Здесь днем по воскресеньям и в летние вечера наиболее осторожные горожане в отполированных туфлях заканчивали свои прогулки по набережной и направлялись в город по плитам мостовой, а не по опасному для щиколоток галечному берегу; не рисковали они и углубляться в лес по заросшим тропинкам. Те, кто постарше, поднимали взгляд на дом, они, вероятно, знали, что их мистер Ал всю жизнь прожил здесь. Не он ли собственной персоной стоит у окна с романом в руке? Неужели это он, старый и обнаженный от поясницы и выше, балансирует на стуле, меняя лампочку? Неужели это певец демонстративно завтракает в одиночестве на своем балконе? А потом они, возможно, ловили себя на том, что напевают себе под нос «Вавилон, Вавилон» или «Тонущий моряк говорит о любви». Эти названия все еще приносили Бузи скромные роялти и поддерживали его репутацию – хотя и не героя его песни – на плаву, так что голова торчала над водой.
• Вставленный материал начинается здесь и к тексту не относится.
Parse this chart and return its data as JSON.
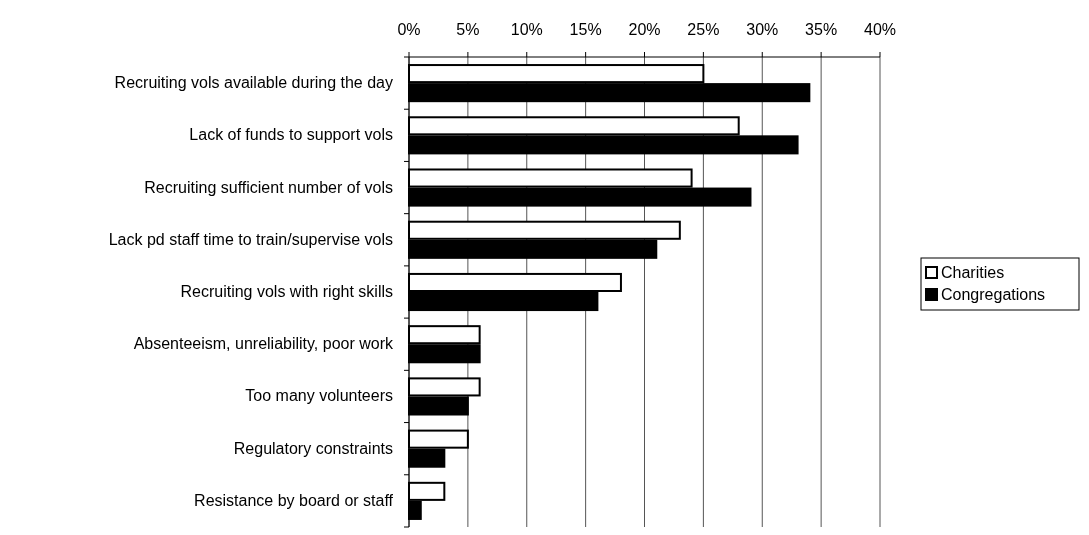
{
  "chart_data": {
    "type": "bar",
    "orientation": "horizontal",
    "categories": [
      "Recruiting vols available during the day",
      "Lack of funds to support vols",
      "Recruiting sufficient number of vols",
      "Lack pd staff time to train/supervise vols",
      "Recruiting vols with right skills",
      "Absenteeism, unreliability, poor work",
      "Too many volunteers",
      "Regulatory constraints",
      "Resistance by board or staff"
    ],
    "series": [
      {
        "name": "Charities",
        "color": "#ffffff",
        "values": [
          25,
          28,
          24,
          23,
          18,
          6,
          6,
          5,
          3
        ]
      },
      {
        "name": "Congregations",
        "color": "#000000",
        "values": [
          34,
          33,
          29,
          21,
          16,
          6,
          5,
          3,
          1
        ]
      }
    ],
    "xlim": [
      0,
      40
    ],
    "xticks": [
      {
        "value": 0,
        "label": "0%"
      },
      {
        "value": 5,
        "label": "5%"
      },
      {
        "value": 10,
        "label": "10%"
      },
      {
        "value": 15,
        "label": "15%"
      },
      {
        "value": 20,
        "label": "20%"
      },
      {
        "value": 25,
        "label": "25%"
      },
      {
        "value": 30,
        "label": "30%"
      },
      {
        "value": 35,
        "label": "35%"
      },
      {
        "value": 40,
        "label": "40%"
      }
    ],
    "grid": "x",
    "legend": "right"
  }
}
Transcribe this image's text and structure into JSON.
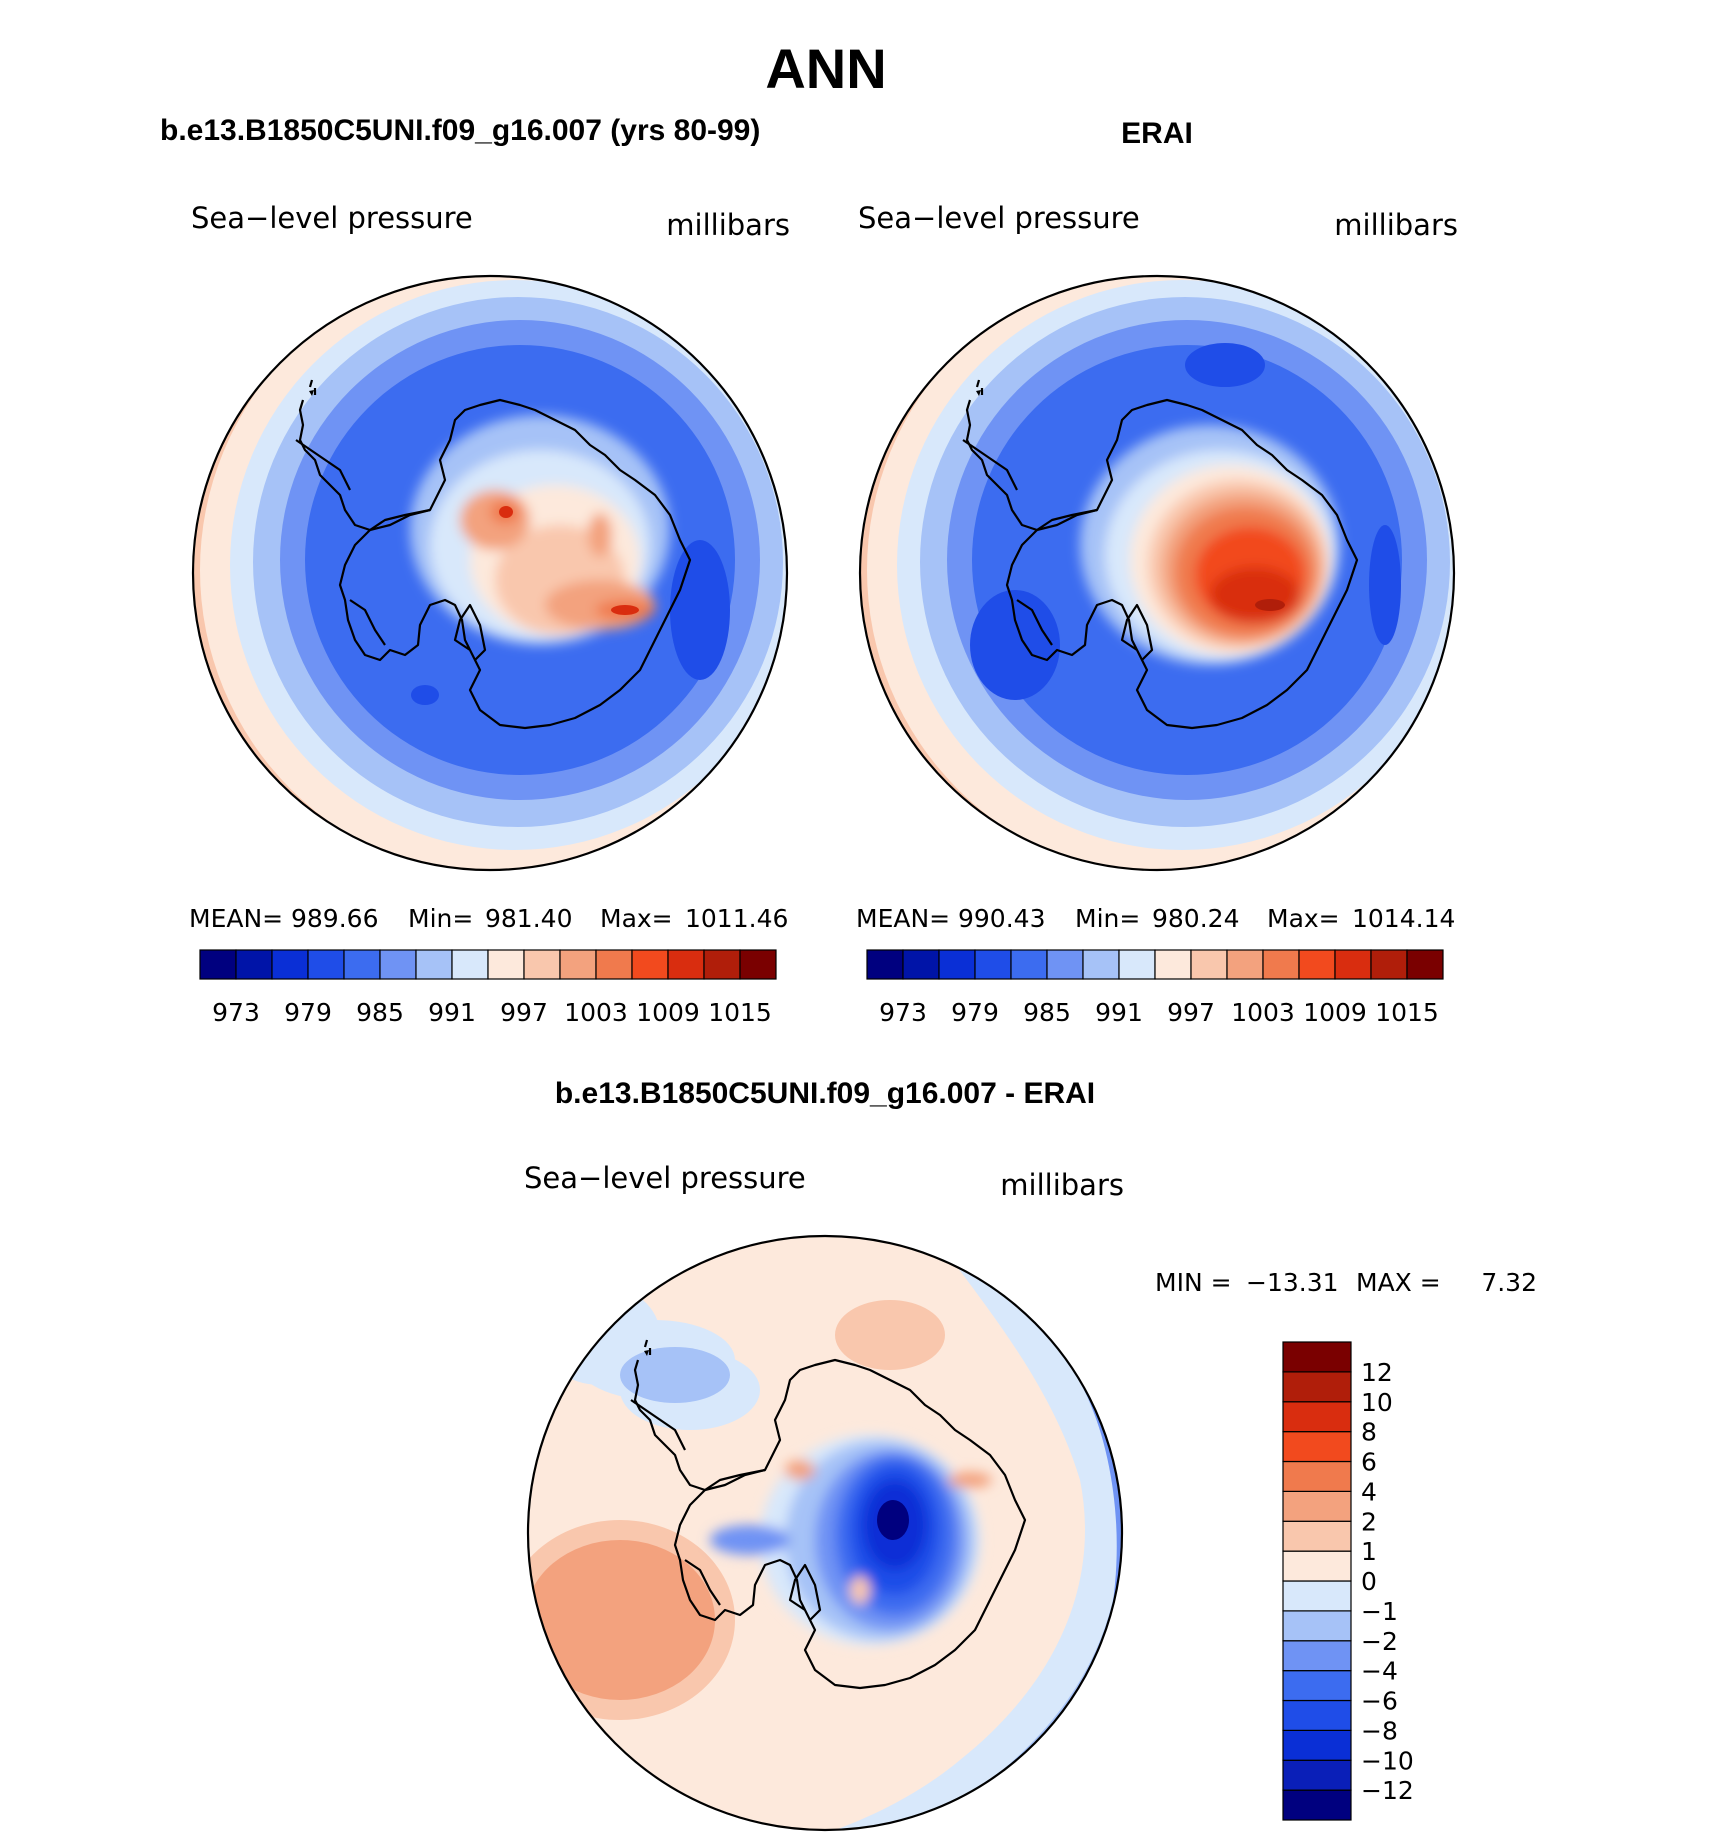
{
  "figure": {
    "season": "ANN",
    "panels": [
      {
        "id": "model",
        "header": "b.e13.B1850C5UNI.f09_g16.007 (yrs 80-99)",
        "field": "Sea−level pressure",
        "units": "millibars",
        "stats": {
          "mean_label": "MEAN=",
          "mean": "989.66",
          "min_label": "Min=",
          "min": "981.40",
          "max_label": "Max=",
          "max": "1011.46"
        }
      },
      {
        "id": "obs",
        "header": "ERAI",
        "field": "Sea−level pressure",
        "units": "millibars",
        "stats": {
          "mean_label": "MEAN=",
          "mean": "990.43",
          "min_label": "Min=",
          "min": "980.24",
          "max_label": "Max=",
          "max": "1014.14"
        }
      }
    ],
    "difference": {
      "header": "b.e13.B1850C5UNI.f09_g16.007 - ERAI",
      "field": "Sea−level pressure",
      "units": "millibars",
      "min_label": "MIN =",
      "min": "−13.31",
      "max_label": "MAX =",
      "max": "7.32"
    }
  },
  "colorbars": {
    "absolute": {
      "colors": [
        "#00007f",
        "#0014a8",
        "#0a2fd6",
        "#1f4de8",
        "#3c6cf0",
        "#6f93f4",
        "#a6c2f7",
        "#d8e8fb",
        "#fde9dc",
        "#f9c7ad",
        "#f3a27e",
        "#f07a4d",
        "#f24a1e",
        "#d92d0f",
        "#b01e0a",
        "#7a0000"
      ],
      "tick_labels": [
        "973",
        "979",
        "985",
        "991",
        "997",
        "1003",
        "1009",
        "1015"
      ]
    },
    "difference": {
      "colors": [
        "#00007f",
        "#0a1fb8",
        "#0a2fd6",
        "#1f4de8",
        "#3c6cf0",
        "#6f93f4",
        "#a6c2f7",
        "#d8e8fb",
        "#fde9dc",
        "#f9c7ad",
        "#f3a27e",
        "#f07a4d",
        "#f24a1e",
        "#d92d0f",
        "#b01e0a",
        "#7a0000"
      ],
      "tick_labels": [
        "−12",
        "−10",
        "−8",
        "−6",
        "−4",
        "−2",
        "−1",
        "0",
        "1",
        "2",
        "4",
        "6",
        "8",
        "10",
        "12"
      ]
    }
  },
  "map_colors": {
    "coast": "#000000",
    "abs_bg": "#a6c2f7",
    "diff_bg": "#fde9dc"
  }
}
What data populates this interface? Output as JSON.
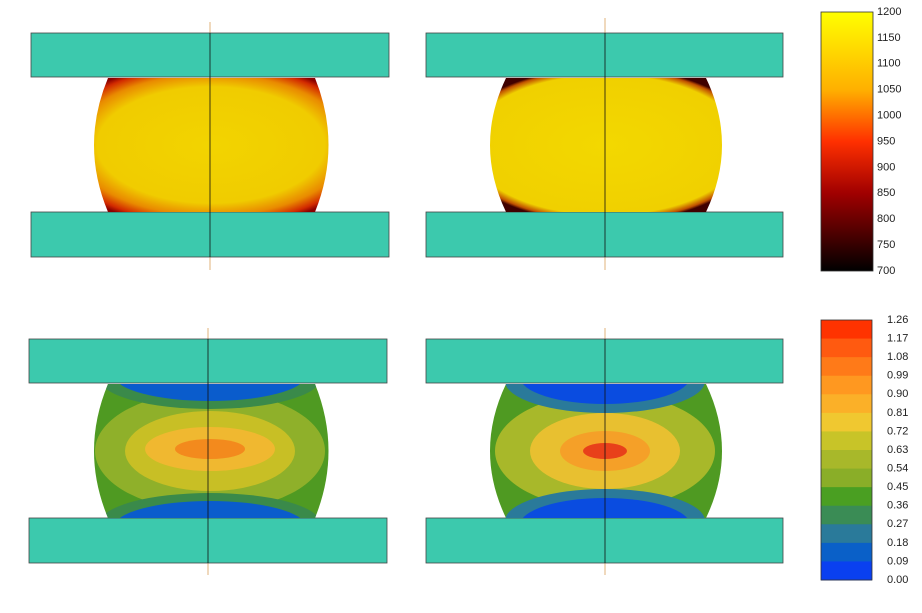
{
  "temperature_colorbar": {
    "labels": [
      "1200",
      "1150",
      "1100",
      "1050",
      "1000",
      "950",
      "900",
      "850",
      "800",
      "750",
      "700"
    ]
  },
  "strain_colorbar": {
    "labels": [
      "1.26",
      "1.17",
      "1.08",
      "0.99",
      "0.90",
      "0.81",
      "0.72",
      "0.63",
      "0.54",
      "0.45",
      "0.36",
      "0.27",
      "0.18",
      "0.09",
      "0.00"
    ]
  }
}
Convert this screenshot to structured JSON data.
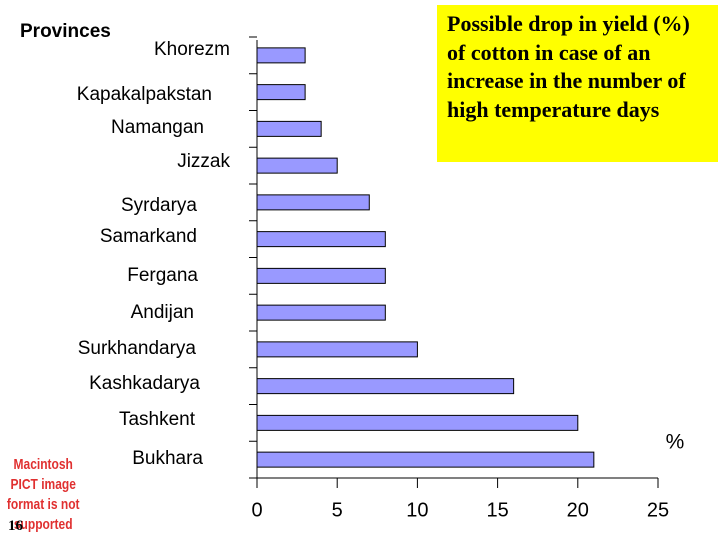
{
  "chart_data": {
    "type": "bar",
    "orientation": "horizontal",
    "title": "Possible drop in yield (%) of cotton in case of an increase in the number of high temperature days",
    "y_label": "Provinces",
    "x_label": "%",
    "categories": [
      "Khorezm",
      "Kapakalpakstan",
      "Namangan",
      "Jizzak",
      "Syrdarya",
      "Samarkand",
      "Fergana",
      "Andijan",
      "Surkhandarya",
      "Kashkadarya",
      "Tashkent",
      "Bukhara"
    ],
    "values": [
      3,
      3,
      4,
      5,
      7,
      8,
      8,
      8,
      10,
      16,
      20,
      21
    ],
    "color": "#9999ff",
    "xlim": [
      0,
      25
    ],
    "xticks": [
      0,
      5,
      10,
      15,
      20,
      25
    ]
  },
  "placeholder_image": "Macintosh PICT image format is not supported",
  "page_number": "16"
}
Да, Бузи был скромно процветающим человеком, процветающим во всем, кроме, давайте скажем это, любви. Пусть у него больше не возникало настоятельной потребности спеть перед ужином, но он всю жизнь был предан музыке, а потому надеялся, что будет петь до последнего часа жизни. И он хотел сообщить публике, что на собственных похоронах присоединится к псалмам и литургии. Они будут прижимать уши к крышке гроба, чтобы уловить его несмолкающий голос или услышать пение из маленькой урны с его прахом. Это будет его собственным вознаграждением. И их. Да, мистер Ал будет держать всех в напряжении до самого конца. Никто из тех, кто знал его, не сомневался в этом. Он сам никогда в этом не сомневался. Тем не менее произнесение официальной речи в галстуке и даже без рояля у него под боком, что он попытался прорепетировать в полдень, будет тяжелым испытанием. То, что он называл своей «отсутствующей конечностью», будет выставлено на всеобщее обозрение; у него никогда не было дара смешить людей, способности развлекать – только пением. А потому одна мысль о том, что он будет стоять и говорить, а не петь, завязывала его желудок жестко и плотно, словно туфли шнурком. Бузи отчаянно требовалось шесть или семь часов спокойного сна, если он хотел встретить этот день хоть с какой-то долей уверенности.